The second recommendation was to introduce a cooldown period for new package versions. Waiting 24 to 72 hours before adopting a fresh release may sound annoying, but Jenn made a compelling point: malware is often a time game. Attackers want you to install quickly, before the ecosystem or community catches on and yanks the package. A one-day delay would have blocked some of the real-world incidents she described.
Of course, that introduces a tradeoff. Delaying updates can also delay vulnerability patches. But that is the job, isn’t it? Risk is almost never binary. It is a matter of deciding whether you are more worried about a known but not yet exploited bug, a breaking change, or a malicious package that intends to exploit you immediately.

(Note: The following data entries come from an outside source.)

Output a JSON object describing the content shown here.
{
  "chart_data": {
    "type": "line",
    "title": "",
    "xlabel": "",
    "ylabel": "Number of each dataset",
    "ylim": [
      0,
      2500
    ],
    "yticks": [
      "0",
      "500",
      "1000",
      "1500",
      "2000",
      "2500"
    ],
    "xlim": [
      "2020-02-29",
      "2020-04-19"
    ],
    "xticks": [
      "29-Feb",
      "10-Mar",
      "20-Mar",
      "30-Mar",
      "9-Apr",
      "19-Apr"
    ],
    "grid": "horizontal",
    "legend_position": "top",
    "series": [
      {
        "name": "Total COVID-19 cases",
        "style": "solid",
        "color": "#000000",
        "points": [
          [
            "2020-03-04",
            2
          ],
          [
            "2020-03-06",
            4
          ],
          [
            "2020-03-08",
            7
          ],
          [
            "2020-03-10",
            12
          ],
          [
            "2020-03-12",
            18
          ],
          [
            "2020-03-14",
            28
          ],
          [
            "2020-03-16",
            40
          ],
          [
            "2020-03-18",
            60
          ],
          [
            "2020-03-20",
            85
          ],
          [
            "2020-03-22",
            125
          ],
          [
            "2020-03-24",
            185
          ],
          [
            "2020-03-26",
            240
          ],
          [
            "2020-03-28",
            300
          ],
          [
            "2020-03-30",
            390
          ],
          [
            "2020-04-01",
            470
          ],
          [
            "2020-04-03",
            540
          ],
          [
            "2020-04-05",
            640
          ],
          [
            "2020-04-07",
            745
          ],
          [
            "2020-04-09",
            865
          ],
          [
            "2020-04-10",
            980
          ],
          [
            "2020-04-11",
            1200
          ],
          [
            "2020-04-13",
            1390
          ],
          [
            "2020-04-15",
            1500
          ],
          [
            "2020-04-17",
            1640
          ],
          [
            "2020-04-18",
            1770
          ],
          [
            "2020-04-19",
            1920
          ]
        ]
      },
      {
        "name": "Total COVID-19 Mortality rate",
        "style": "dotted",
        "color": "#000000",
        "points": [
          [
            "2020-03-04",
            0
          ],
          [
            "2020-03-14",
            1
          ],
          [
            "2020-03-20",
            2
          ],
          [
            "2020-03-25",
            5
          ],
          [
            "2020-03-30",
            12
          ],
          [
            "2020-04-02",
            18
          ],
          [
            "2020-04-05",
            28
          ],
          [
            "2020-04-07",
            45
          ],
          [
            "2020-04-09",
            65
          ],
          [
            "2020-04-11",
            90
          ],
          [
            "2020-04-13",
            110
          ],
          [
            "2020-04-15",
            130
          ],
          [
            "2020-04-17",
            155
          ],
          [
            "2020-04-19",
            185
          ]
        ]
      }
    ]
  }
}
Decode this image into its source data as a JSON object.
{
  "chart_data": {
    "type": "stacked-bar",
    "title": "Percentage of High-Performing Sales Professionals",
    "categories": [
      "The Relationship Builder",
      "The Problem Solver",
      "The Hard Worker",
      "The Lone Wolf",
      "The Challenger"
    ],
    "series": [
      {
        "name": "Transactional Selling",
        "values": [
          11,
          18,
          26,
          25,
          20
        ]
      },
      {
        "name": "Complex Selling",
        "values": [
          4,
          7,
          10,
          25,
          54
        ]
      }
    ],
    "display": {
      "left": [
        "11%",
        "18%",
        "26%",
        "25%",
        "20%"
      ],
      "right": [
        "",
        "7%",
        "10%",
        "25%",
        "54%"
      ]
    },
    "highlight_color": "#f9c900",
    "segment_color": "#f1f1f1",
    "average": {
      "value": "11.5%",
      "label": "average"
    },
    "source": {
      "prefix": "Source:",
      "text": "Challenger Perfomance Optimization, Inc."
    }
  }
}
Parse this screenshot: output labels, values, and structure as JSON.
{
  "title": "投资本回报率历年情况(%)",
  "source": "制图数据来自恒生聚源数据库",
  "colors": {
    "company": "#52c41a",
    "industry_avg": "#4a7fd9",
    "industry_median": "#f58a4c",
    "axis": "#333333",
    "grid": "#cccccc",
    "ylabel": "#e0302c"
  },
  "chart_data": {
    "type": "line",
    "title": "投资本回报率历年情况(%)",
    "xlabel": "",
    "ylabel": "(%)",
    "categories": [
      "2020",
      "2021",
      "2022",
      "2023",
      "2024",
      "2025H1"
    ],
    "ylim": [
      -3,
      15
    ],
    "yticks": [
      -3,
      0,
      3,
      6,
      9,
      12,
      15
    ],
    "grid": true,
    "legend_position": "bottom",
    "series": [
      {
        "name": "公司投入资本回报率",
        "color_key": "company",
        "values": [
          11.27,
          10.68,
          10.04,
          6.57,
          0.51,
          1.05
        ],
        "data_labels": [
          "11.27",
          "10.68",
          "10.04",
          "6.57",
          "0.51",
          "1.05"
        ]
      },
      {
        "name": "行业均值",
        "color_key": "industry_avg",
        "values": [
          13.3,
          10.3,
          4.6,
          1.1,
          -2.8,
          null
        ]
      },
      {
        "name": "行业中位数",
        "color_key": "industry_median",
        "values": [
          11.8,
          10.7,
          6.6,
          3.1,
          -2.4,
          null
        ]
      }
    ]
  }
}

For organizations, Jenn argued for a broader response than just handing developers another annual security training slide deck. Open source malware touches multiple teams:
In other words, this is not only a developer problem. It is a cross-functional security problem.
If there was one phrase from the episode that I think deserves to stick, it is Jenn’s advice to be a skeptical engineer.
Do not assume a package is safe because it is popular. Do not assume a skill marketplace has done meaningful vetting. Do not assume an AI assistant is operating in a tidy sandbox. Do not assume only software engineers are at risk. If people in finance, marketing, sales, and operations are using AI tools to generate code or automate workflows, then your actual developer population is much larger than your org chart says it is.
That does not mean panic and uninstall everything.
It does mean slowing down a bit, checking what you install, being thoughtful about permissions, using sandboxing where you can, and recognizing that “helpful” AI is still software running with your access.
That is a lot to carry, but the episode did not end on total doom. Jenn talked about the researchers, maintainers, and providers who are actively working to identify, report, and take down malicious infrastructure. There is real collaboration happening behind the scenes. There are better controls coming. There are people paying attention.
That should make all of us feel at least a little better.